中部電力側の研究・反論など
出典: フリー百科事典『ウィキペディア(Wikipedia)』 (2021/11/21 14:33 UTC 版)
「浜岡原子力発電所」の記事における「中部電力側の研究・反論など」の解説
中部電力は自前の振動試験設備を活用し、1990年代に運転員が載った状態で制御室内の機器を操作出来るのかを実験したことがある。この時は振動台の上に模擬制御盤を設置し、加振の程度を数段階変えた上で下記の試験を実施している。 運転員に数パターンの警報シナリオ操作を実行させる 警報に伴うパソコン上に表示された指示値の内オーバーしたものの読み取り この結果、警報シナリオにおいては警報に対する操作内容が直感的に分り難い場合には精神的負荷も相俟って誤操作を誘発する可能性があると推定された。
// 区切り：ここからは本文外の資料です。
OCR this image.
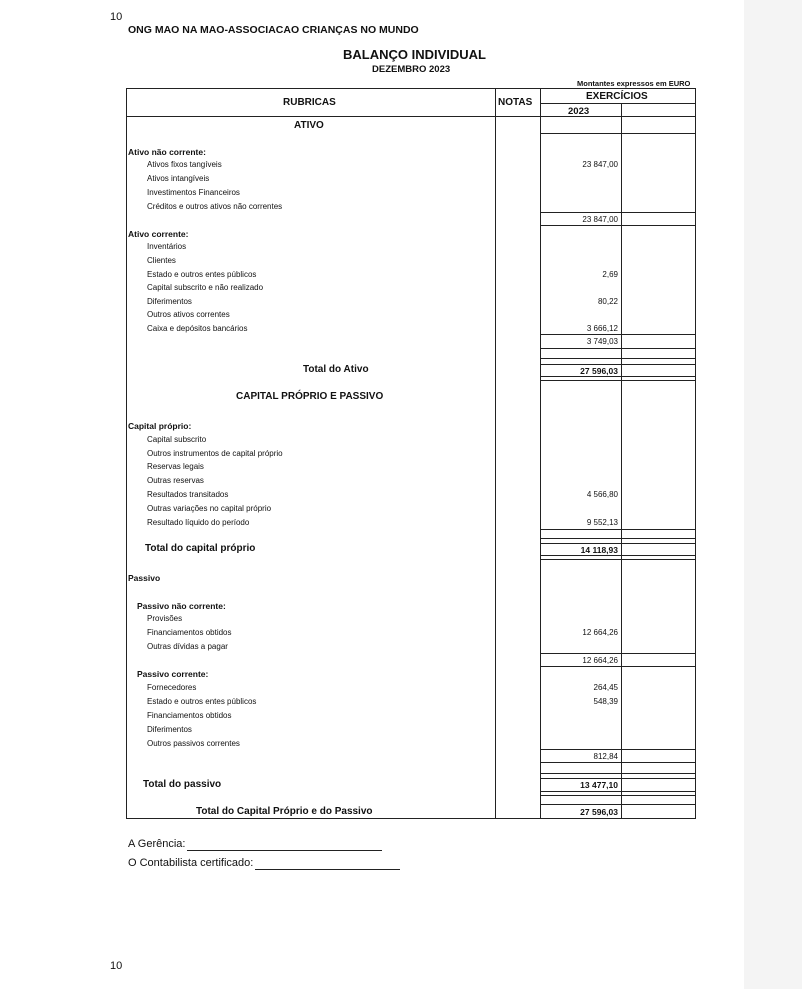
10
ONG MAO NA MAO-ASSOCIACAO CRIANÇAS NO MUNDO
BALANÇO INDIVIDUAL
DEZEMBRO 2023
Montantes expressos em EURO
RUBRICAS	NOTAS
EXERCÍCIOS
2023
ATIVO
Ativo não corrente:
Ativos fixos tangíveis	23 847,00
Ativos intangíveis
Investimentos Financeiros
Créditos e outros ativos não correntes
23 847,00
Ativo corrente:
Inventários
Clientes
Estado e outros entes públicos	2,69
Capital subscrito e não realizado
Diferimentos	80,22
Outros ativos correntes
Caixa e depósitos bancários	3 666,12
3 749,03
Total do Ativo	27 596,03
CAPITAL PRÓPRIO E PASSIVO
Capital próprio:
Capital subscrito
Outros instrumentos de capital próprio
Reservas legais
Outras reservas
Resultados transitados	4 566,80
Outras variações no capital próprio
Resultado líquido do período	9 552,13
Total do capital próprio	14 118,93
Passivo
Passivo não corrente:
Provisões
Financiamentos obtidos	12 664,26
Outras dívidas a pagar
12 664,26
Passivo corrente:
Fornecedores	264,45
Estado e outros entes públicos	548,39
Financiamentos obtidos
Diferimentos
Outros passivos correntes
812,84
Total do passivo	13 477,10
Total do Capital Próprio e do Passivo	27 596,03
A Gerência:
O Contabilista certificado:
10
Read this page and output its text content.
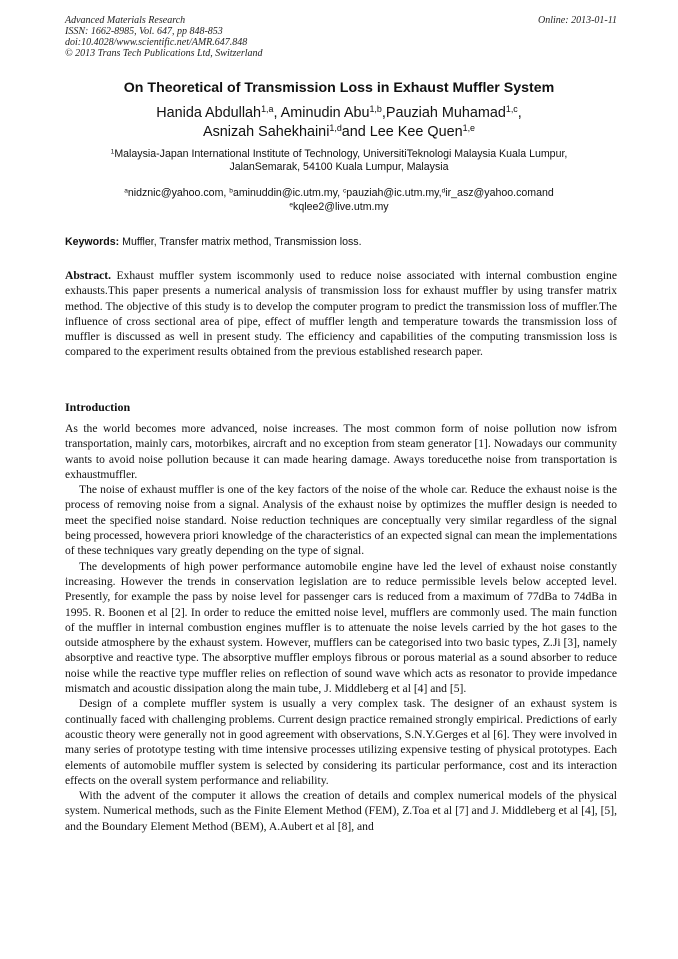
Advanced Materials Research
ISSN: 1662-8985, Vol. 647, pp 848-853
doi:10.4028/www.scientific.net/AMR.647.848
© 2013 Trans Tech Publications Ltd, Switzerland
Online: 2013-01-11
On Theoretical of Transmission Loss in Exhaust Muffler System
Hanida Abdullah$^{1,a}$, Aminudin Abu$^{1,b}$,Pauziah Muhamad$^{1,c}$,
Asnizah Sahekhaini$^{1,d}$and Lee Kee Quen$^{1,e}$
$^1$Malaysia-Japan International Institute of Technology, UniversitiTeknologi Malaysia Kuala Lumpur,
JalanSemarak, 54100 Kuala Lumpur, Malaysia
$^a$nidznic@yahoo.com, $^b$aminuddin@ic.utm.my, $^c$pauziah@ic.utm.my,$^d$ir_asz@yahoo.comand
$^e$kqlee2@live.utm.my
Keywords: Muffler, Transfer matrix method, Transmission loss.
Abstract. Exhaust muffler system iscommonly used to reduce noise associated with internal combustion engine exhausts.This paper presents a numerical analysis of transmission loss for exhaust muffler by using transfer matrix method. The objective of this study is to develop the computer program to predict the transmission loss of muffler.The influence of cross sectional area of pipe, effect of muffler length and temperature towards the transmission loss of muffler is discussed as well in present study. The efficiency and capabilities of the computing transmission loss is compared to the experiment results obtained from the previous established research paper.
Introduction

As the world becomes more advanced, noise increases. The most common form of noise pollution now isfrom transportation, mainly cars, motorbikes, aircraft and no exception from steam generator [1]. Nowadays our community wants to avoid noise pollution because it can made hearing damage. Aways toreducethe noise from transportation is exhaustmuffler.

The noise of exhaust muffler is one of the key factors of the noise of the whole car. Reduce the exhaust noise is the process of removing noise from a signal. Analysis of the exhaust noise by optimizes the muffler design is needed to meet the specified noise standard. Noise reduction techniques are conceptually very similar regardless of the signal being processed, howevera priori knowledge of the characteristics of an expected signal can mean the implementations of these techniques vary greatly depending on the type of signal.

The developments of high power performance automobile engine have led the level of exhaust noise constantly increasing. However the trends in conservation legislation are to reduce permissible levels below accepted level. Presently, for example the pass by noise level for passenger cars is reduced from a maximum of 77dBa to 74dBa in 1995. R. Boonen et al [2]. In order to reduce the emitted noise level, mufflers are commonly used. The main function of the muffler in internal combustion engines muffler is to attenuate the noise levels carried by the hot gases to the outside atmosphere by the exhaust system. However, mufflers can be categorised into two basic types, Z.Ji [3], namely absorptive and reactive type. The absorptive muffler employs fibrous or porous material as a sound absorber to reduce noise while the reactive type muffler relies on reflection of sound wave which acts as resonator to provide impedance mismatch and acoustic dissipation along the main tube, J. Middleberg et al [4] and [5].

Design of a complete muffler system is usually a very complex task. The designer of an exhaust system is continually faced with challenging problems. Current design practice remained strongly empirical. Predictions of early acoustic theory were generally not in good agreement with observations, S.N.Y.Gerges et al [6]. They were involved in many series of prototype testing with time intensive processes utilizing expensive testing of physical prototypes. Each elements of automobile muffler system is selected by considering its particular performance, cost and its interaction effects on the overall system performance and reliability.

With the advent of the computer it allows the creation of details and complex numerical models of the physical system. Numerical methods, such as the Finite Element Method (FEM), Z.Toa et al [7] and J. Middleberg et al [4], [5], and the Boundary Element Method (BEM), A.Aubert et al [8], and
また、指示値読み取りにおいては自動停止する程度までの地震動では問題なく操作出来たものの、基準地震動S2による制御室での応答波(水平840Gal,鉛直416Gal)の入力では9割以上の運転員が読み取りに困難を覚えた。このため、地震の際一定の加速度以上で自動停止する現行のシステムは妥当と評価された。 また、本発電所については日本建築学会の学術講演梗概集にて中部電力、中電不動産などによる地震動の解析、実際の地震記録をシミュレーションで再現する研究などが複数回発表されている。2005年には、「原子力発電所耐震設計技術指針 JEAG4601-1987」で提示されている多質点並列地盤モデルを用い、4号機のプラント全体を連成させたシミュレーション結果が提示されており、地盤定数の算出に遺伝的アルゴリズムを採用するなど、時代の進歩に応じた技法が取り入れられ、実際発電所各階で観測した最大応答加速度と良い対応を示したという。また、同誌で発表などから、中部電力がプラントや建屋、地盤をどのような質点系としてモデル化しているのかや、建屋重量など実際のプラントのスペックについても読み取ることが出来る。2008年10月には、次世代軽水炉の開発プロジェクトに協力し、構内で免震試験装置の設置工事を開始した。また、検討を試みた1、2号機ばかりではなく、ABWRプラントにおいても免震化設計の研究記事を、鹿島建設と共同で発表している。 なお、中部電力は折に触れて下記の懸念に対する反論を行っており、ウェブサイトにて一覧化されている。告発の中には原子炉建屋基礎岩盤強度確認に関わっていない会社の者が原子力発電所の設計者を名乗り「岩盤強度・核燃料の固有振動数・建屋の減衰をごまかしている」などと述べたものがあるという。 このほか、地震動の脅威についても『動力』での藍田正和が次のような反論をしている。地震動が作用した際、よく指摘される最大加速度よりも、「建物、設備の固有周期」と「固有周期周辺の波長での地震波の大きさ」との比較が重要される。原子力発電所の重要施設は剛構造のため固有周期は0.3秒程度と一般の土木建築物より短周期である。そのため、藍田によれば「長周期側で最大加速度のピークを迎える基準地震動のような地震波は耐震安全上問題とならない」旨の評価をしており、地震波を建物に入力した際の建物の揺れ方を示した応答加速度は、基準地震動や中央防災会議で想定した東海地震動の場合、長周期側では小さくなっている図を交えて説明している。